Les services de renseignement belges n’ont rien su de l’espionnage américain et allemand pendant des années

Pendant des décennies, les services de renseignement belges n’ont rien su d’une importante opération d’espionnage de leurs partenaires américains et allemands, qui visait probablement aussi notre pays. Selon un rapport du Comité I, la Belgique a été « délibérément » tenue à l’écart du réseau secret d’espionnage, qui comprenait également les Pays-Bas et la France. Cela écrit ‘De Tijd’ lundi.

Le Comité I, le régulateur belge des services de renseignement, a examiné l’affaire Crypto AG. Au cours de cette opération, la Belgique a été espionnée pendant des années par les États-Unis, l’Allemagne et d’autres pays amis. Cela a émergé il y a trois ans des rapports secrets du service de renseignement américain CIA et du service allemand BND.

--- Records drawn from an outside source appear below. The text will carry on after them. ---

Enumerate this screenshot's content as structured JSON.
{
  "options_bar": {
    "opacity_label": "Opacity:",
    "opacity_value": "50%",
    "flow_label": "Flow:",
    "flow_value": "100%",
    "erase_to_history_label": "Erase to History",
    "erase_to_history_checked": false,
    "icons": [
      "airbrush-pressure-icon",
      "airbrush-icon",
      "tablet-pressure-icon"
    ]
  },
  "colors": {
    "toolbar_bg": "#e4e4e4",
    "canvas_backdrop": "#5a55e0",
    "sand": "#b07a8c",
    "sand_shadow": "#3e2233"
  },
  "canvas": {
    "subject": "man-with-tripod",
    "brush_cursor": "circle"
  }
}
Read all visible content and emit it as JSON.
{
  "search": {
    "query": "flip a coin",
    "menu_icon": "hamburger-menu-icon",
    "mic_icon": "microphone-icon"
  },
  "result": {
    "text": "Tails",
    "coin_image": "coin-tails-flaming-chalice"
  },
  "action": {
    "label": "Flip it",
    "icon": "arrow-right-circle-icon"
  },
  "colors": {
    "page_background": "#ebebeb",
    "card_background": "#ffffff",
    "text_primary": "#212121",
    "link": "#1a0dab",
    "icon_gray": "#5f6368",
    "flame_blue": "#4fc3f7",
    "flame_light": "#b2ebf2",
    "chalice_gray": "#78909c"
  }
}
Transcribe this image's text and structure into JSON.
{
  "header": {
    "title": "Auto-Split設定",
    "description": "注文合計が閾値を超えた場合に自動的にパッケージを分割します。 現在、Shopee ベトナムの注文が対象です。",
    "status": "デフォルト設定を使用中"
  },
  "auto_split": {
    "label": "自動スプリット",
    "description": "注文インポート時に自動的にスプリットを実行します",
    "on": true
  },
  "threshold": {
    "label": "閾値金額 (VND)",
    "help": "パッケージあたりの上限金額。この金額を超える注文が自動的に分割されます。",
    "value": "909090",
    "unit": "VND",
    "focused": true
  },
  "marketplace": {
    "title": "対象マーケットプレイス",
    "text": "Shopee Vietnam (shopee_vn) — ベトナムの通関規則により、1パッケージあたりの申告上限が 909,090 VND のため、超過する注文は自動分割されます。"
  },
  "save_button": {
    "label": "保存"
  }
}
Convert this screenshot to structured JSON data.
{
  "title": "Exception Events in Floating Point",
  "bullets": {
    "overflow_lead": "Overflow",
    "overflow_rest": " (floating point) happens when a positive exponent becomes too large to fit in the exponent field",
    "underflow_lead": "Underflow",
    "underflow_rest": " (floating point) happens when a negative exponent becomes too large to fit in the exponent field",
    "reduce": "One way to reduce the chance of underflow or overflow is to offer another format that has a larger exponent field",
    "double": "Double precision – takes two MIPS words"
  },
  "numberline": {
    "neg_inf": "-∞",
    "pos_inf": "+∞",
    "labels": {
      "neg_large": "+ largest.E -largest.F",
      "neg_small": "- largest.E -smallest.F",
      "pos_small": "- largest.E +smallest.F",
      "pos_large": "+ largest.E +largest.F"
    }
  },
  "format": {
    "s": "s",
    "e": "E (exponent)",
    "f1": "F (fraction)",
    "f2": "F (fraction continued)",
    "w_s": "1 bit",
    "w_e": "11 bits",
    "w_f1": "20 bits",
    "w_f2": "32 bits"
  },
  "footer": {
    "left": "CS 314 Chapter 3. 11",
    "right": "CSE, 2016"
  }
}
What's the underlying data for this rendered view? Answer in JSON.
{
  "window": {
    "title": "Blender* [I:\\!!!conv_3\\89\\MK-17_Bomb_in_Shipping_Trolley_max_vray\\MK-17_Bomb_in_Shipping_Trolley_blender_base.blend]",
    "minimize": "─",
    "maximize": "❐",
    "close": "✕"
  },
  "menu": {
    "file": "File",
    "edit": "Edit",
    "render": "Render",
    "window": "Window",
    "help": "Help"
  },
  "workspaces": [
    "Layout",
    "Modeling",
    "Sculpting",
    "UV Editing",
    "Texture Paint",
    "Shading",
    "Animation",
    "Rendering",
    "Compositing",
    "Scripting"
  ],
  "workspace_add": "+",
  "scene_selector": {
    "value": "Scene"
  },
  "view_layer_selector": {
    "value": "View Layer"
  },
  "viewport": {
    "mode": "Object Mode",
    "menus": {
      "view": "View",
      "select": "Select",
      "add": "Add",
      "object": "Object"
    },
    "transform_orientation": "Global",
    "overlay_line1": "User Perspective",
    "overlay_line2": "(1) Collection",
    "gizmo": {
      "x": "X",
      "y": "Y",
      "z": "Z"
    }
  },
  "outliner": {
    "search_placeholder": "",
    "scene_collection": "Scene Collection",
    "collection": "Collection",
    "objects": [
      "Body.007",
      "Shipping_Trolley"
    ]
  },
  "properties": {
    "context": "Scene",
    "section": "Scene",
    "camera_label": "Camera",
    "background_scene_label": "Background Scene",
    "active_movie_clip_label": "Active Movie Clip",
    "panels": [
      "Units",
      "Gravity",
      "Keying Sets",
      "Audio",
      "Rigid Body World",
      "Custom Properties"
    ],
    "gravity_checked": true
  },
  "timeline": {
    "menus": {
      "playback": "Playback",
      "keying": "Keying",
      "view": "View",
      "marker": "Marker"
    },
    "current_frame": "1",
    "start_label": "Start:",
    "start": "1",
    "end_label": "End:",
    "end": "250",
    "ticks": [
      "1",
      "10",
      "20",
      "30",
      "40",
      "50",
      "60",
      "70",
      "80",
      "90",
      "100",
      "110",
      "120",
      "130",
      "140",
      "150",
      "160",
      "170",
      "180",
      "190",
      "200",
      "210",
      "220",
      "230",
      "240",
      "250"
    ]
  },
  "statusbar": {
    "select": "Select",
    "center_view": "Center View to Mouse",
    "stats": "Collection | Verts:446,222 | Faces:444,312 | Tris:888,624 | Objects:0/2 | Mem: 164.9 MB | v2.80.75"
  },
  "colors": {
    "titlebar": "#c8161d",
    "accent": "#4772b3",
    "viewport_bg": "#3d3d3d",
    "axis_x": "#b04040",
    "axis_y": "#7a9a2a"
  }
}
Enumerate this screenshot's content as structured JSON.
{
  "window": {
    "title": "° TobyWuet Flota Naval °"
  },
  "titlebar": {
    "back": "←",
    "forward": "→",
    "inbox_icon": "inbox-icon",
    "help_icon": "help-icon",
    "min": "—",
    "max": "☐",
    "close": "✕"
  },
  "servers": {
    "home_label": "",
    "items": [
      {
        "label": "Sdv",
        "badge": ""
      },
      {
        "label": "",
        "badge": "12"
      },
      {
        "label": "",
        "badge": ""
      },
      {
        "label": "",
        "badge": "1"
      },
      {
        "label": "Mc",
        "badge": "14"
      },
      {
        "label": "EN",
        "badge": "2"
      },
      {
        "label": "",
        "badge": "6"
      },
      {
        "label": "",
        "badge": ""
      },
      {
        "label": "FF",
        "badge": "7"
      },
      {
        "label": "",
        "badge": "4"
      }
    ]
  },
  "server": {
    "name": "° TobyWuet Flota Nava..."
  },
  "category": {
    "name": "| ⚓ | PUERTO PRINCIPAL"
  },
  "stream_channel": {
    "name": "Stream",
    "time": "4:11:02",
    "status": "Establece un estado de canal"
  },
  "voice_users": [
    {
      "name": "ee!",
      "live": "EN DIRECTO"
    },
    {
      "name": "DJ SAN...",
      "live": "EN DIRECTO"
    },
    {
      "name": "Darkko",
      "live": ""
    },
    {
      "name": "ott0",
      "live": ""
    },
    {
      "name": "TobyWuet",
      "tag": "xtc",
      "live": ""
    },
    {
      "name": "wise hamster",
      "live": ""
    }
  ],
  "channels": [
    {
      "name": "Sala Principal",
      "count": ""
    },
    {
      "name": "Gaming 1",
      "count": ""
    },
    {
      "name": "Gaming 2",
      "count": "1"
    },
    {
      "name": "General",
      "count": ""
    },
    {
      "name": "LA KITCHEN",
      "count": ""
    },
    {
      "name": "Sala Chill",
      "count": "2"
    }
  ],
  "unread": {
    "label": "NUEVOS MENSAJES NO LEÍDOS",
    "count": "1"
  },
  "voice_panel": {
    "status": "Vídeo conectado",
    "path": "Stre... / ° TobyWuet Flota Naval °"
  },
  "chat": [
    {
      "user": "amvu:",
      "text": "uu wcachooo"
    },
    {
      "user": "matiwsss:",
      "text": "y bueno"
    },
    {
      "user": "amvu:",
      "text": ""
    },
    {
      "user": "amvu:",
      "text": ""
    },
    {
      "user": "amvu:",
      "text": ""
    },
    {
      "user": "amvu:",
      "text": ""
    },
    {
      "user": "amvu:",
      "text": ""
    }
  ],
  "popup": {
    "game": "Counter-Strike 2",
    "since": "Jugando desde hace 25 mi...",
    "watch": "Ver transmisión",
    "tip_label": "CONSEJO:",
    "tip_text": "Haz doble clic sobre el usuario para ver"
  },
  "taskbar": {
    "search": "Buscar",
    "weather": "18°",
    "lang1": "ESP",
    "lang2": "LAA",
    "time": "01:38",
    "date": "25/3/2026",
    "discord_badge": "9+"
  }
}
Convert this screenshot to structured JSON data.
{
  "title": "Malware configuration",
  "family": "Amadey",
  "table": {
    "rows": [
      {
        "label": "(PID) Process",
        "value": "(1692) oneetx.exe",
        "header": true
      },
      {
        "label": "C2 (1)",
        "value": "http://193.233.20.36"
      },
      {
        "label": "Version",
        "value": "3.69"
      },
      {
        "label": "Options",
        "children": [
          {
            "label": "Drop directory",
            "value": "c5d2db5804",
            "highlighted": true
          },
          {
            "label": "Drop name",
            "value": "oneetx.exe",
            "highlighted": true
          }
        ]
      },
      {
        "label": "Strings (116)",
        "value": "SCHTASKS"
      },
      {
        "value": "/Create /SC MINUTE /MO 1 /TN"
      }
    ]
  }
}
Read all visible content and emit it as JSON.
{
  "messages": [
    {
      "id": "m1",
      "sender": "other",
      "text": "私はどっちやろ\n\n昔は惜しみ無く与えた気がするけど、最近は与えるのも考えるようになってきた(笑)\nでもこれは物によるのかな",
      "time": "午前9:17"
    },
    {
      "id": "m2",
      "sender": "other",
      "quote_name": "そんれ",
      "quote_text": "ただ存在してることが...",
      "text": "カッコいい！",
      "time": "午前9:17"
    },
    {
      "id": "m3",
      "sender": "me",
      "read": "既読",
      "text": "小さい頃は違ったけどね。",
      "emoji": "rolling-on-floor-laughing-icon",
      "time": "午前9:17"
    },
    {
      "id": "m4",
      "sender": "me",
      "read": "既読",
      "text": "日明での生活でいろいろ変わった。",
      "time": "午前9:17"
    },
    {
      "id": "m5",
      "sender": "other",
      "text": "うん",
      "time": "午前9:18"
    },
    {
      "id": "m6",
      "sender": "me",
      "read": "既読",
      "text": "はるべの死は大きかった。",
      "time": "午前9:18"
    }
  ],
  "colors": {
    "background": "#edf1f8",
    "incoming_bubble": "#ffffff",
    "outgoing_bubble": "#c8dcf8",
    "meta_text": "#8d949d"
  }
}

L’opération, baptisée Rubicon, tournait autour de la société suisse Crypto AG, dont la CIA et la BND étaient secrètement devenues actionnaires en 1970. Crypto AG a été pendant des années le leader du marché des machines pour chiffrer les communications. Cependant, certains pays ont reçu des machines cryptographiques que les Américains et les Allemands pouvaient craquer, tandis que d’autres pays ont reçu des appareils étanches. De 1973 à au moins 1993, Rubicon a été l’une des opérations de renseignement les plus réussies depuis la Seconde Guerre mondiale.

La Belgique n’était pas un partenaire, mais une cible

Des documents divulgués indiquaient que la Belgique n’était pas un partenaire, mais une cible. Les messages confidentiels que les diplomates belges envoient des ambassades à l’administration centrale à Bruxelles et inversement sont probablement espionnés par les services américains et allemands depuis trois décennies.

Source
Dans son rapport final, le Comité I écrit que les services de renseignement belges n’ont jamais eu connaissance de l’affaire Crypto AG jusqu’à ce qu’elle soit divulguée à la presse. Les services de renseignement belges ont été « intentionnellement tenus à l’écart du réseau secret SIGINT Maximator », conclut le Comité I. Maximator, du nom de la bière allemande, est une alliance des services de renseignement d’Allemagne, de France, des Pays-Bas, de Suède et du Danemark, fondée en 1976. Ils ont intercepté des messages électroniques (« signals intelligence » ou SIGINT) via les machines de Crypto AG. « Il y a de fortes chances que la Belgique ait fait l’objet d’activités d’interception de ses messages cryptés. »

Bien que l’affaire soit ancienne, le Comité I exhorte nos services de renseignement à rester attentifs à ce que leurs messages cryptés puissent faire l’objet d’activités de déchiffrement.